Devletler kurulur, bazen güçlenir uzun bir ömür yaşar; bazen de ayakta durmanın yol ve yöntemlerini bilmediklerinden, güçlü toplumlarla karşılaştıklarında yıkılıverirler. Tarih bunun örnekleri ile dolu…

Milletleri güçlü kılan öncelikle inanç birliğidir, toplumlar aynı ülkü ve ideal etrafında toplanır, adaleti sağlarlarsa, güçlü ekonomi arkasında gelir. Güç ve adalet ayakta durmanın ayrılmaz iki şartıdır…

Tabi bunun için eğitim sisteminizi doğru kurmanız gerekiyor. Yani yeni nesli geleceğe doğru hazırlamaktan  söz ediyorum.

Tarih boyunca yaşamış ve hale yaşamını sürdüren toplumlara bakın, madde hiçbir zaman birinci planda tutulmamış. Doğru yönetim, geleceğe yatırım doğru planlanmış. Özetle bir millet, ideal bir toplum olmak istiyorsa, ilkeleri olmalı veya ülküsü! Sonra neslini ileriyi gören, çalışkan, sağlam iradele ve inançlı kılmak zorundadır!

Osmanlıya bakın, kuruluşu, yükselişi ve çöküşünü inceleyen bu söylediklerimi göreceksiniz.
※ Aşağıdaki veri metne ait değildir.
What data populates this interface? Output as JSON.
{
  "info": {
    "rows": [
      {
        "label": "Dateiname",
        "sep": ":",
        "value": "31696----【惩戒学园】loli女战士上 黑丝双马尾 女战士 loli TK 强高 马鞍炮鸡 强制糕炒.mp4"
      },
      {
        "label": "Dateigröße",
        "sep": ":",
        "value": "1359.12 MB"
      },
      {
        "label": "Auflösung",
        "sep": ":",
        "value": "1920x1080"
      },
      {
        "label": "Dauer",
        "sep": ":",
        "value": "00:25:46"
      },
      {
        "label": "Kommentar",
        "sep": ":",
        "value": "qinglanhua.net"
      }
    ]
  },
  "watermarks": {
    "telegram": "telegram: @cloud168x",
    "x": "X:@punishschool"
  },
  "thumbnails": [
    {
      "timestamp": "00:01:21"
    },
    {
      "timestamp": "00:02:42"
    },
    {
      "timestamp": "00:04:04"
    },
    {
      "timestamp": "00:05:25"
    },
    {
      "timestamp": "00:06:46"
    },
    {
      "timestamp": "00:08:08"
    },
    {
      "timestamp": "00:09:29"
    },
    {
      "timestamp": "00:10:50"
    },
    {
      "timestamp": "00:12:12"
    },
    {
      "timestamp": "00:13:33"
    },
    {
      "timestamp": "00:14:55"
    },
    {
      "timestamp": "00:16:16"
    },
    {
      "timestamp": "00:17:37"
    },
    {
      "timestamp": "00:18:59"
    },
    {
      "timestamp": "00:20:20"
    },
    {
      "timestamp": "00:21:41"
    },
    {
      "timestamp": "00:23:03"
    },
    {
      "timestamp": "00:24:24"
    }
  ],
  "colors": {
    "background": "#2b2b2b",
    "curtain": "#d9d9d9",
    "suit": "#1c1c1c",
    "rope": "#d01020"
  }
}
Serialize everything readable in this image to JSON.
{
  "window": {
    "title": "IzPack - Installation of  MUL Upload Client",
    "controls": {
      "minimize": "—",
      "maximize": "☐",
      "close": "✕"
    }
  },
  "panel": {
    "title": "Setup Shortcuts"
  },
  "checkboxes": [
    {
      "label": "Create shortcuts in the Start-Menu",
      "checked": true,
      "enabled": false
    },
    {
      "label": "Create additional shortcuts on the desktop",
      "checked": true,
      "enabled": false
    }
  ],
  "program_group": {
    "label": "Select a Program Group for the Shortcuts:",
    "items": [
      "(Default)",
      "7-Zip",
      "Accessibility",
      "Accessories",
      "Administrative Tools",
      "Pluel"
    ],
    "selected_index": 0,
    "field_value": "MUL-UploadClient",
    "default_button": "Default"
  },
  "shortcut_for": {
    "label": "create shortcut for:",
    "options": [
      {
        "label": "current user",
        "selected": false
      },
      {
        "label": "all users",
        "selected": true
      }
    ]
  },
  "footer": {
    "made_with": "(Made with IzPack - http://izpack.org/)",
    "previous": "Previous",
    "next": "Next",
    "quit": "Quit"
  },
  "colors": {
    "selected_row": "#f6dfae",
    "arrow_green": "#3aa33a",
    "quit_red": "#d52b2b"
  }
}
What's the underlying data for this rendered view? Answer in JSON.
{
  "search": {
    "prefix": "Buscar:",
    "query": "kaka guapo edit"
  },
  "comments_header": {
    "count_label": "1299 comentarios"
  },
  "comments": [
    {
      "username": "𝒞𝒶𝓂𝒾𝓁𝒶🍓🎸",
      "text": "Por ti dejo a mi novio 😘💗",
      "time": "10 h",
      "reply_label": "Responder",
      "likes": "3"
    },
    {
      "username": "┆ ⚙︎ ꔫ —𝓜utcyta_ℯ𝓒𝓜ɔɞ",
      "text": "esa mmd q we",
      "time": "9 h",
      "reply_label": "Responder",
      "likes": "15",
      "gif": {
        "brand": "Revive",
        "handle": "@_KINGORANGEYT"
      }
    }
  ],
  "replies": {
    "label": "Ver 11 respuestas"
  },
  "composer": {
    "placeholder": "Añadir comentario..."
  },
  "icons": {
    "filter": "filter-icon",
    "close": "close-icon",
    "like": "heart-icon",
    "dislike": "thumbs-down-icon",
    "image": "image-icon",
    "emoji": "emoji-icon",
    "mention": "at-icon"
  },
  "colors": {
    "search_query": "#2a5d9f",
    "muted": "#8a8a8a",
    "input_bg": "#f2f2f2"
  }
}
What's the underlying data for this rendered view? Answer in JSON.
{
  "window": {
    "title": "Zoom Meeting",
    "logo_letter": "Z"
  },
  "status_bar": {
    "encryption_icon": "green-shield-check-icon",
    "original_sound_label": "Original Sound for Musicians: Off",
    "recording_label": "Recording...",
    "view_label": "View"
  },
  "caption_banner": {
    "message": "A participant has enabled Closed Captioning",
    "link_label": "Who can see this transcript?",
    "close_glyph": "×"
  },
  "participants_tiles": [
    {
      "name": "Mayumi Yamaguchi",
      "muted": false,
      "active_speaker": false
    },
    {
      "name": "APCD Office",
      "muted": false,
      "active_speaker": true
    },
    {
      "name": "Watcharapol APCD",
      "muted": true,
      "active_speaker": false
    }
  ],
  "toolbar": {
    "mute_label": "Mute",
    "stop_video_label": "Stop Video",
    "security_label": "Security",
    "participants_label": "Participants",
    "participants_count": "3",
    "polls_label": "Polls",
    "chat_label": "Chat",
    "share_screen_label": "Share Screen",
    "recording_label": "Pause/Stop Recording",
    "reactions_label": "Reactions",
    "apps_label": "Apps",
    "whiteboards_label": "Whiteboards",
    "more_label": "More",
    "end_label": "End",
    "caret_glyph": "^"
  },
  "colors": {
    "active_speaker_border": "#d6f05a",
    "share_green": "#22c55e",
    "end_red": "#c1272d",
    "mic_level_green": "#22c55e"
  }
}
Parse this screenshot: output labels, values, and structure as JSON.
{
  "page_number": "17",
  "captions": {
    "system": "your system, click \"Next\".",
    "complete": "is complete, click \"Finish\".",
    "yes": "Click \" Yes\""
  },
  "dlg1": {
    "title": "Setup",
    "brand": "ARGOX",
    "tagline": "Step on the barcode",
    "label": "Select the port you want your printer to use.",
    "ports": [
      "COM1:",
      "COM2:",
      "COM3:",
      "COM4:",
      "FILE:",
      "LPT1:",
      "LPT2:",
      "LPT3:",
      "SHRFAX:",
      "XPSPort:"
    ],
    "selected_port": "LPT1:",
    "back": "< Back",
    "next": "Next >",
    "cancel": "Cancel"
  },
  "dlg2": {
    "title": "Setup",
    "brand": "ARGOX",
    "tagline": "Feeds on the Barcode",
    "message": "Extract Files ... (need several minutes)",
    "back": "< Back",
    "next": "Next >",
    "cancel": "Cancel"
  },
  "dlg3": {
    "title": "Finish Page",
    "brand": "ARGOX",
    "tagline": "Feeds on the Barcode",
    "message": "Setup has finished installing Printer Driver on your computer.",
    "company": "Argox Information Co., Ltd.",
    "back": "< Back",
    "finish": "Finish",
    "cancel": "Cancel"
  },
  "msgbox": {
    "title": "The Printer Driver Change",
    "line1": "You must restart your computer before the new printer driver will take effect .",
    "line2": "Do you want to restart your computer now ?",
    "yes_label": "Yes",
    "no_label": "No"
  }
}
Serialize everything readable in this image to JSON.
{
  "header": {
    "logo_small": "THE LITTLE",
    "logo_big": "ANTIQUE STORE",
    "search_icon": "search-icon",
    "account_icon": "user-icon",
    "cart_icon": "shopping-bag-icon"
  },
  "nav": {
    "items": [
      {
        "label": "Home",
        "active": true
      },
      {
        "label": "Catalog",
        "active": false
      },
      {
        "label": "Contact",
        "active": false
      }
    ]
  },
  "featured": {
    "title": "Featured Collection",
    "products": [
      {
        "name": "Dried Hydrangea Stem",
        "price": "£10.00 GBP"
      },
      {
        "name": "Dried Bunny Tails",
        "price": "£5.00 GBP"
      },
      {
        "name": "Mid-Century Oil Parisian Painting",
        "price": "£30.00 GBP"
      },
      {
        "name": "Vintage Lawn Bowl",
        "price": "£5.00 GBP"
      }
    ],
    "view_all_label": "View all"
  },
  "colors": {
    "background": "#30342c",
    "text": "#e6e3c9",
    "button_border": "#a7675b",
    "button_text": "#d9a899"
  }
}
Allah’ın davasını davası bilmiş, cihat etmiş, üretmiş, ekonomisini güçlendirmiş…

Bir örnek, Osmanlı’da toprağını boş bırakana ceza verilmiştir. İsraf haram bilinmiş, yoksul ve yetim gözetilmiş. Uzatmayalım, hakça bir düzen kurulmuş, yükselmiş. Çizgiden çıkınca da duraklamış, gerilemiş ve yıkılmış…


OKUYAN TOPLUM

Dünyanın en gelişmiş ülkeleri ile geri kalmış ülkeleri araştırdığınızda, güçlü devletlerin insanların okuma düzeyinin çok yüksek olduğunu görürsünüz. 

Japonlarla ilgili bir örnek vereyim ki, onlarla ilgili çok şey yazabilirsiniz. Tarih kadar eski bu topluluğun en büyük özelliği çalışkan olmaları ve işlerini doğru ve sağlam yapmalarıdır. Adalar ülkesi Japonya’da 9 şiddetinde deprem oluyor, hiçbir insan ölmüyor…

 Japonya  denilince ülkenin %100’e varan okuma yazma oranından söz etmemek olmaz. Güneşin doğduğu ülke olarak bilinen Japonya bugün 19 Nobel Ödülü, dünya sıralamalarında ilk 50’de yer alan kaliteli eğitim sistemleri ile küresel başarılar elde eden Tokyo ve Kyoto Üniversiteleri, mezuniyetten sonra kariyer yapabileceğiniz Toshiba, Hitachi, Toyota, Honda, Suziki gibi sayısız uluslararası şirketi ile göz doldurur. %50’yi geçen lisans ve yüksek lisans mezunlarına, bir de yetişkinler arasındaki okur yazarlık oranı eklendiğinde Amerika, İngiltere ve Yeni Zelanda gibi ülkelere göre daha fazladır…


HELAL RIZIK ÖNEMLİ 

Dünyanın en geri kalmış ülkeleri incelenir, her ülkenin kendine göre kaynakları olduğu ancak gelişmiş ülkelerin insanlarını, geri kalmış ülkelerin insanlarından ayıran en büyük özelliğin yetersiz eğitim olduğunu bilim adamları ortaya koymuşlar. Bu konuda kitaplar yazılmış, bizim de uzun uzun yazmamıza gerek yok!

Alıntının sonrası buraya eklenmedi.